Should I Set Up a Special Needs Trust or ABLE Account for My Inheritance?
I am having some negative luck with getting advice about trusts. I am on SSDI. My disability, juvenile rheumatoid arthritis began when I was three years old. I am now 62. I applied for SSDI in 2015 and received it. Anyway, my father set up a medical or special needs trust. My sister is the trustee and I have no access to this money. She pays medical bills directly from the trust. There is another approximately $200,000 that will be coming to me. These are funds I need some advice on. Also I am on Medicaid. I am thinking of setting up an ABLE account for myself with those additional funds. Will these funds make me ineligible for Medicaid and upon my death will Medicaid come after any remaining monies in the ABLE account? Or should my sister set up another trust of some sort?
There are a few issues here. First of all, your receipt of $200,000 would not affect your Social Security Disability Income (SSDI) because it is based on your father’s contributions to Social Security, not on your financial status. But it could well affect your Medicaid eligibility. Depending on your state and its Medicaid program, you may well be limited to $2,000 in countable assets either now or when you reach age 65.
Second, an ABLE account, which you can manage yourself, may be part of the solution, but not the entire solution. It is limited to $100,000 and can only be funded at the rate of up to $17,000 a year. Despite these restrictions, it can be a great solution to your cash flow issues since your sister as trustee (or the trustee of the new trust discussed below) can fund the ABLE account with up to $17,000 a year, whether this is done once a year or on a monthly or other basis, and you can then freely use those funds for your needs.

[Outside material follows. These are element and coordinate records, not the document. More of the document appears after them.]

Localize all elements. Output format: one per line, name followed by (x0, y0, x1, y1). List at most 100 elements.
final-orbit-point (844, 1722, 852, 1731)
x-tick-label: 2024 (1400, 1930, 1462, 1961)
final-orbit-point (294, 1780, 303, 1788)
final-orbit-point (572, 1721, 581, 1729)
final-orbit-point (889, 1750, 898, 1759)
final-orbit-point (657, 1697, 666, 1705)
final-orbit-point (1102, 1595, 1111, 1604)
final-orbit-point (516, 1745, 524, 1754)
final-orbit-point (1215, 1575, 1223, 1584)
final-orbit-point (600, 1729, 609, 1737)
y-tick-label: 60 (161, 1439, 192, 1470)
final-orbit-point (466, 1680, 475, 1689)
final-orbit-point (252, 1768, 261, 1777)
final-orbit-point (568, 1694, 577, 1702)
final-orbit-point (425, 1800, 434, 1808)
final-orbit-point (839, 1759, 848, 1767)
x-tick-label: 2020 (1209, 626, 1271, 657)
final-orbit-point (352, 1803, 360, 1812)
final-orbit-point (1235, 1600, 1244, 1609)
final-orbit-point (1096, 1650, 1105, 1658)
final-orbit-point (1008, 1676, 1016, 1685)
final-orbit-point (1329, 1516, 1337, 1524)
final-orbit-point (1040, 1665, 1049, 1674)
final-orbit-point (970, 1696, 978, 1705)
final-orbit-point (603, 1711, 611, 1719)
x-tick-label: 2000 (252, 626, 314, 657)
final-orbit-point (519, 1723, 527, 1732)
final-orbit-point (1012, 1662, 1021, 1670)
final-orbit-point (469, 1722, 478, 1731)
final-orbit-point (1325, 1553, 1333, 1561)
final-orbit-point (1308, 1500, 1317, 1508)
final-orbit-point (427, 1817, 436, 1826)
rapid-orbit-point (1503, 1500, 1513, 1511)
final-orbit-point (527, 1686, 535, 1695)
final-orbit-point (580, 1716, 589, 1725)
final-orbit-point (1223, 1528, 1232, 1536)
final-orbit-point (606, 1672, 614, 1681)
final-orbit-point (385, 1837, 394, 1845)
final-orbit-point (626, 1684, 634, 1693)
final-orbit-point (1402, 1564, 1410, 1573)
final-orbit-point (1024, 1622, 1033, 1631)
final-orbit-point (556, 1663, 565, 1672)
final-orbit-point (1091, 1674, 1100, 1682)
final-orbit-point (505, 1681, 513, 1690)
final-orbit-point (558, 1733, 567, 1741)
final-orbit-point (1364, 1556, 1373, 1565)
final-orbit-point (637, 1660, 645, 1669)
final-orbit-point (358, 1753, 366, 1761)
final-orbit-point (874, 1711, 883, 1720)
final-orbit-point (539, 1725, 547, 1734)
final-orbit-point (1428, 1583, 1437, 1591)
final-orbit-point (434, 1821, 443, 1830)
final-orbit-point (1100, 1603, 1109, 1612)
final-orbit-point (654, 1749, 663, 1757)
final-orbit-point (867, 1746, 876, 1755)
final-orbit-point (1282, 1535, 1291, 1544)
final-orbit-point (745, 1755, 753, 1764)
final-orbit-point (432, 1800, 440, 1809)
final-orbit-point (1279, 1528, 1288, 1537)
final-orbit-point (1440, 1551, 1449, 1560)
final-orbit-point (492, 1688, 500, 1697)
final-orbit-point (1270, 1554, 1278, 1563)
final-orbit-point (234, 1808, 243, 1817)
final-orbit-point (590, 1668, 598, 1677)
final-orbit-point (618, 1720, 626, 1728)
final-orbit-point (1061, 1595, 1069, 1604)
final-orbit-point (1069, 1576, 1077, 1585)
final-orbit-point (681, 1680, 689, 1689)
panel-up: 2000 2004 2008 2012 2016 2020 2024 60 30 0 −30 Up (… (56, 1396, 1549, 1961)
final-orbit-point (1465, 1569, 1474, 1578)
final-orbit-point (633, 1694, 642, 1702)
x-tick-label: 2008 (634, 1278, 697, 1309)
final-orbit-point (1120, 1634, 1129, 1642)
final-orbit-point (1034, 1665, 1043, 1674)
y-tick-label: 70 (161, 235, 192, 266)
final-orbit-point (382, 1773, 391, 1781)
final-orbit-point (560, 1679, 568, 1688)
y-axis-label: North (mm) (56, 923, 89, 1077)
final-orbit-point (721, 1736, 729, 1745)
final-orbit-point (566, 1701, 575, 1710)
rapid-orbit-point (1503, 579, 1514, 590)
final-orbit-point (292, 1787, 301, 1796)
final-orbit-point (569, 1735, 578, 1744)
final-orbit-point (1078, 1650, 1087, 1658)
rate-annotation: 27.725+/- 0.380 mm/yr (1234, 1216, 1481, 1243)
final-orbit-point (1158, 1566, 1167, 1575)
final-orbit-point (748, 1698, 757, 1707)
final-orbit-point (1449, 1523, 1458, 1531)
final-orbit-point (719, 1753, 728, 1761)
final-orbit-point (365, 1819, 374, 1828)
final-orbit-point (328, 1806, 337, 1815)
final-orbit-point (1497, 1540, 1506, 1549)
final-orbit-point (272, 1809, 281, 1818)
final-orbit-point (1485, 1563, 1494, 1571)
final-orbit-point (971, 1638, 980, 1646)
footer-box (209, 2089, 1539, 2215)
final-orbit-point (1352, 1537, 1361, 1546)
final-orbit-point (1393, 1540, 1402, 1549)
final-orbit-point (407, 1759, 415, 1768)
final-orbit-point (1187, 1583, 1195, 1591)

Third, it seems like a trust would be the best solution. If these funds are coming directly to you, you will need to use a safe-harbor trust. That would be a (d)(4)(A) or (d)(4)(C) trust. The first is an individual trust for your benefit and the second is a pooled trust run by a nonprofit organization for multiple beneficiaries. At your death, both of these trusts, along with an ABLE account, must repay the state Medicaid program for its expenses on your behalf, assuming any funds remain at that time. You can minimize such repayment by making payments out of these accounts and allowing the existing trust managed by your sister to be invested and grow in value.
Finally, both a (d)(4)(A) trust and, in most states, a (d)(4)(C) trust must be funded before you reach age 65.
Given the somewhat complicated interactions of the two types of trusts and an ABLE account, I’d recommend consulting with a special needs planning attorney in your state. One source of such an attorney is the Academy of Special Needs Planners. Their website is at www.SpecialNeedsAnswers.com.